• Working Together Separately
    http://www.lrb.co.uk/blog/2013/09/03/adam-shatz/working-together-separately

    That alliance has deepened since the fall of Mubarak. No one was more furious at Obama’s betrayal of a loyal client than the Israelis – well, no one except the Saudis. Not only had Mubarak been a redoubtable ally against Iran and Hamas; he had protected Egypt from the Muslim Brotherhood, an organisation seen by Riyadh and the UAE as a force of subversion throughout the Gulf. The Saudis are religious but they are not sentimental. Given a choice between a dependable secular autocrat like Mubarak and an Islamic populist movement with regional ambitions that might challenge their own, they have always chosen the former. Since the fall of Ben-Ali in Tunisia, the Saudis have fought the wave of insurrectionary movements by supporting conservative religious forces, particularly Salafi groups, and by stirring up sectarian tension.
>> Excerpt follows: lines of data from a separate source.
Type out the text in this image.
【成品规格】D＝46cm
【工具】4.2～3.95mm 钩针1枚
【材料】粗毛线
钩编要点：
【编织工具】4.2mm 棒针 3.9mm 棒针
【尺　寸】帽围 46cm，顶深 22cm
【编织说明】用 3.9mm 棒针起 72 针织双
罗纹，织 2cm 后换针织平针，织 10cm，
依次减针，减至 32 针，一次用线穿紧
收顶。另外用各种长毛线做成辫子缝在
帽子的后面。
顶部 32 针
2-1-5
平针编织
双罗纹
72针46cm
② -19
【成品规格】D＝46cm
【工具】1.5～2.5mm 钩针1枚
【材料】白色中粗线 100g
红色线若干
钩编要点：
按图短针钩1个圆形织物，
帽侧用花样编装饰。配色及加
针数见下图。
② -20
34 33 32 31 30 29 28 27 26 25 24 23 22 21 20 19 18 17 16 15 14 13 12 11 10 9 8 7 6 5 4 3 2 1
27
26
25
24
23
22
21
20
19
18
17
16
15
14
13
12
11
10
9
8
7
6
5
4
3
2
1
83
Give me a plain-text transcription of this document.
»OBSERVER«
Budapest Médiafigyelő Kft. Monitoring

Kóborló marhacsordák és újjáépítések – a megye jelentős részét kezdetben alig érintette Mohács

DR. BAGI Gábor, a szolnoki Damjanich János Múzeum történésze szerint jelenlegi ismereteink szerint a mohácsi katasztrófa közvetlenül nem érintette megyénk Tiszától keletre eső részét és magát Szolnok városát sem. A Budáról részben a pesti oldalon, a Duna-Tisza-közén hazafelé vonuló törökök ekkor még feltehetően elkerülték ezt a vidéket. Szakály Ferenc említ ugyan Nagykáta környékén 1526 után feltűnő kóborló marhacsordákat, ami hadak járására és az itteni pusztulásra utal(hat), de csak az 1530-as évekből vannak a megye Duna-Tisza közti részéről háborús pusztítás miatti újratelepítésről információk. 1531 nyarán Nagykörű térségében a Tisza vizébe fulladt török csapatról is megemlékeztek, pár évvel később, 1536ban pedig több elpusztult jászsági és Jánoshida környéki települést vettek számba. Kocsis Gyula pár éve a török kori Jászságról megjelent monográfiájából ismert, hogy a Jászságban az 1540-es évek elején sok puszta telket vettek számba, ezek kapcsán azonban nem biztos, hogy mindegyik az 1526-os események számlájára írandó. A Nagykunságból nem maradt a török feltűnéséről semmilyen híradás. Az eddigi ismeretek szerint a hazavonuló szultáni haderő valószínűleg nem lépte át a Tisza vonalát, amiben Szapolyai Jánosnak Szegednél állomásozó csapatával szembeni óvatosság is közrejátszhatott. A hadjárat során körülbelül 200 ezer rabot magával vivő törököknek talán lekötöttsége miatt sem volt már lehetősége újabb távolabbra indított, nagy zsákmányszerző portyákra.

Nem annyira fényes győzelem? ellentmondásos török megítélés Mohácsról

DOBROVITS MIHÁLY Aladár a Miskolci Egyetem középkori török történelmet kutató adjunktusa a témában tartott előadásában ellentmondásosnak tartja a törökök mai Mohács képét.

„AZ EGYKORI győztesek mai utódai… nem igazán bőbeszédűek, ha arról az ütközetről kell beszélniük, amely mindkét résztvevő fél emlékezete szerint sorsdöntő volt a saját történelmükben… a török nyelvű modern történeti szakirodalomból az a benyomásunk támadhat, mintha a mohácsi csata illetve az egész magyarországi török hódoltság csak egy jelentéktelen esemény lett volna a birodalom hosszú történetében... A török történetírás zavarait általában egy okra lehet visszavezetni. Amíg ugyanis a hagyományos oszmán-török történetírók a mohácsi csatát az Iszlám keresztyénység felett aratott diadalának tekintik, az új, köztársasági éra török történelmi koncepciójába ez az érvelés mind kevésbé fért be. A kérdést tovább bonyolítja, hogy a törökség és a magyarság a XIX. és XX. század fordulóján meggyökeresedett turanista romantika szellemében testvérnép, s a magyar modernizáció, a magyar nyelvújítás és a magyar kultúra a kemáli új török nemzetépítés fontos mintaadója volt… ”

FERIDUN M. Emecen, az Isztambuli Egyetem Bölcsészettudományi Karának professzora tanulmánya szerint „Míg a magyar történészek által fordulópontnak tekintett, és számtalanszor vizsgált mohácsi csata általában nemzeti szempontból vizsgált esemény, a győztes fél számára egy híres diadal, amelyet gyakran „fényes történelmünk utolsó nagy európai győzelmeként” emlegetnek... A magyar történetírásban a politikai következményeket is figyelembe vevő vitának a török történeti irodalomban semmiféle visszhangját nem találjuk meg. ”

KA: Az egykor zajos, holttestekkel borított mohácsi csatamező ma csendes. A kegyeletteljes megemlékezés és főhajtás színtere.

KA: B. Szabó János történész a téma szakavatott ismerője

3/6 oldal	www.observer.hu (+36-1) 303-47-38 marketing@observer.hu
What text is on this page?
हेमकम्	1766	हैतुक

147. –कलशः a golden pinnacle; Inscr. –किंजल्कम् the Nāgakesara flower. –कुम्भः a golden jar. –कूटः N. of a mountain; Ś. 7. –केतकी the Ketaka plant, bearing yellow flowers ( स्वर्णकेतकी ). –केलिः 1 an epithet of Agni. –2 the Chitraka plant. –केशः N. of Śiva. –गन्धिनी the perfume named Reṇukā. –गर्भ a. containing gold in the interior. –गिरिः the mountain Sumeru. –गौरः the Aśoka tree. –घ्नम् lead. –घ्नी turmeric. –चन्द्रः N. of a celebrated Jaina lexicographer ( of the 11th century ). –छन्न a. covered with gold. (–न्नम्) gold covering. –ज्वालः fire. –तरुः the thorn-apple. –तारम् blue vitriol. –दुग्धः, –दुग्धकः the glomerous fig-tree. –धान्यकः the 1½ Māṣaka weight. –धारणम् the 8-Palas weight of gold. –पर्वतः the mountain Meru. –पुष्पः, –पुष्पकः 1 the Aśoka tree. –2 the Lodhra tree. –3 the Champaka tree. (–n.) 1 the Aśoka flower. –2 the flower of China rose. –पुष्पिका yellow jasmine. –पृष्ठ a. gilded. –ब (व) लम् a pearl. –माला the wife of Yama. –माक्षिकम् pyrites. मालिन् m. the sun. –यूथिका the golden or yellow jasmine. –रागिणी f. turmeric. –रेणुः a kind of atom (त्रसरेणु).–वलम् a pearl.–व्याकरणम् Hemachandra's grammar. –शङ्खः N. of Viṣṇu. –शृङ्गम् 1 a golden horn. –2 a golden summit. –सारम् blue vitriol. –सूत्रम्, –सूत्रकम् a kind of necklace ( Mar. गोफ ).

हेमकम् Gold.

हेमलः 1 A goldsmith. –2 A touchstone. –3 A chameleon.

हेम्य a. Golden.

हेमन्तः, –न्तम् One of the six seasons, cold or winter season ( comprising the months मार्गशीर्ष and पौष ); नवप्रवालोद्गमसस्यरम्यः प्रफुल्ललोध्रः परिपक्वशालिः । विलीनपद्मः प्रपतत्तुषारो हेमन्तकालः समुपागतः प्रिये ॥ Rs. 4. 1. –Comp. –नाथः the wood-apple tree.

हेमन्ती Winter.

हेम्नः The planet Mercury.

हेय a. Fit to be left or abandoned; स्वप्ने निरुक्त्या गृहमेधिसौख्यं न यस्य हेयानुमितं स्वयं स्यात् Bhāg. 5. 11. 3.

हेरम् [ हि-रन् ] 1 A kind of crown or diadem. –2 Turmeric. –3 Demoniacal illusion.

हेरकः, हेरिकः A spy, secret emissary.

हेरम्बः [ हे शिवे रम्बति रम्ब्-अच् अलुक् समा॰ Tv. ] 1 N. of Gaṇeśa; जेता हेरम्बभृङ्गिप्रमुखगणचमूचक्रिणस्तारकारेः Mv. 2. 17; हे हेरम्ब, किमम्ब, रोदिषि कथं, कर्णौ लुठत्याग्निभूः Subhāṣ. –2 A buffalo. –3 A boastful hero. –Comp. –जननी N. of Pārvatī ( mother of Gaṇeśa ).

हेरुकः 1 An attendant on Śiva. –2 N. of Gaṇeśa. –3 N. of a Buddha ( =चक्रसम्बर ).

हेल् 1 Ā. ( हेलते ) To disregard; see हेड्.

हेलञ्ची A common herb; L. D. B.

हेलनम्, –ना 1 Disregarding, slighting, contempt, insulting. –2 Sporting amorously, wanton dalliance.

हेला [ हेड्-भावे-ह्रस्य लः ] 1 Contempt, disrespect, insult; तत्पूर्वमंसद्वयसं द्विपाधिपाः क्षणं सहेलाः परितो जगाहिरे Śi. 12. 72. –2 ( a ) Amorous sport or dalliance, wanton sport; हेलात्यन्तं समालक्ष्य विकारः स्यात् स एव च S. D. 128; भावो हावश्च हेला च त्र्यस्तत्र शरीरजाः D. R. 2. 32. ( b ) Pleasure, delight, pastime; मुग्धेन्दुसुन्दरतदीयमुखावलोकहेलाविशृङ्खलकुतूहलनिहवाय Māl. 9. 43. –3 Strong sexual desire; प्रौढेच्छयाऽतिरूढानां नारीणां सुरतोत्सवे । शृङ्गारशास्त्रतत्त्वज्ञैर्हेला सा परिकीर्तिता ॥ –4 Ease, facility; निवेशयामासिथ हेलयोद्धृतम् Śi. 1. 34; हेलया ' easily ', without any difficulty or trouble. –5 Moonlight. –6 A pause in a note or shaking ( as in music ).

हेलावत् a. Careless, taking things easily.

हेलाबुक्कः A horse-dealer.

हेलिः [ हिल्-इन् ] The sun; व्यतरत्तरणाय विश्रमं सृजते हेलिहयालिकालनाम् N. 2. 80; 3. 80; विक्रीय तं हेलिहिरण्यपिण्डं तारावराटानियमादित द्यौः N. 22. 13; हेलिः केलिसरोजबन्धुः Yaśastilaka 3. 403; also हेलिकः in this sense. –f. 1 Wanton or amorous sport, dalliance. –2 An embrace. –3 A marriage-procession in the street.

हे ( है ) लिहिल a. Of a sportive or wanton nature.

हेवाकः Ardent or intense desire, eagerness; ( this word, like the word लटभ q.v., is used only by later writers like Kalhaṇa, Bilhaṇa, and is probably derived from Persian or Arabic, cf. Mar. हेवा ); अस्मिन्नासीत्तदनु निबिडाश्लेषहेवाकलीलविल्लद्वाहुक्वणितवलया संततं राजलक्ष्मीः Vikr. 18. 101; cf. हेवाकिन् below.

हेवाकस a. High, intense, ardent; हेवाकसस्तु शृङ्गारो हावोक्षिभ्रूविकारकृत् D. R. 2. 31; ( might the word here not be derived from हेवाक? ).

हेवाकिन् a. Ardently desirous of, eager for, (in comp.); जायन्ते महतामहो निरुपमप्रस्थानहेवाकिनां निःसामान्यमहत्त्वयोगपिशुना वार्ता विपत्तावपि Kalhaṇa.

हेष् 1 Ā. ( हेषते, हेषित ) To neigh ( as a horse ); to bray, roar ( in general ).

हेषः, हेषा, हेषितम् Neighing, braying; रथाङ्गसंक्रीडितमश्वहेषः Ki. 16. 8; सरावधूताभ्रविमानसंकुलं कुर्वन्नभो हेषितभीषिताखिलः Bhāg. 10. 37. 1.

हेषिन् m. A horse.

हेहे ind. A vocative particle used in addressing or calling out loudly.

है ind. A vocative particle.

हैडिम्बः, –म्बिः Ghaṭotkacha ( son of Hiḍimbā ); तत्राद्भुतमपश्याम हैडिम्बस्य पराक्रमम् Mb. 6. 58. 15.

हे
    Israel, too, prefers autocratic neighbours: countering Arab populism has been a pillar of its foreign policy since 1948. It has also tried to stoke sectarian tension in the Arab and Muslim world, supporting Maronite influence in Lebanon and encouraging irredentist groups in Iran and Iraq. But Israel’s ability to influence the domestic politics of Arab countries is limited. It cheered on General Abdel Fatah al-Sisi when he threw out Morsi, suspended the constitution and accused Hamas of trying to destabilise Egypt – as the Americans discovered when they tried in vain to restrain the Egyptian army, the generals and Israel were in constant contact during the coup – but couldn’t offer much in the way of material support. It was left to Saudi Arabia and the UAE to step in with extravagant offers of assistance, while urging Sisi to show the Brothers no mercy. Meanwhile, on Capitol Hill, pro-Israel lobbyists fought any attempt to suspend military aid to the Egyptian generals. One former American official with excellent ties to the Saudis called it a ‘game of charades, with communication between the players by mime’.
    The Israelis and Saudis played the game well – much better than Obama, whose grudging acceptance of the coup has not prevented him from being vilified in Cairo by the military regime’s supporters. (The posters in Cairo of Obama with a jihadi beard look much like the racist caricatures of ‘Barack Hussein Obama’ that used to run in right-wing Israeli tabloids.) Indeed, one could argue that Israel and Saudi Arabia are now closer to each other in their views of the region than either of them is to the United States. The Saudi-Israeli support for the coup in Egypt challenges a central tenet of American policy in the Middle East: that stable government and peace depend on democracy. US support for democratisation is of course limited, and contingent on alignment with American objectives, but in principle the US has supported the integration of Islamist parties. The Americans were not in cahoots with the Brothers, contrary to the rumours in Cairo, but they fear that Sisi’s crackdown will drive Egypt’s Islamists toward violence, and that America might become a target. It is not an unreasonable fear.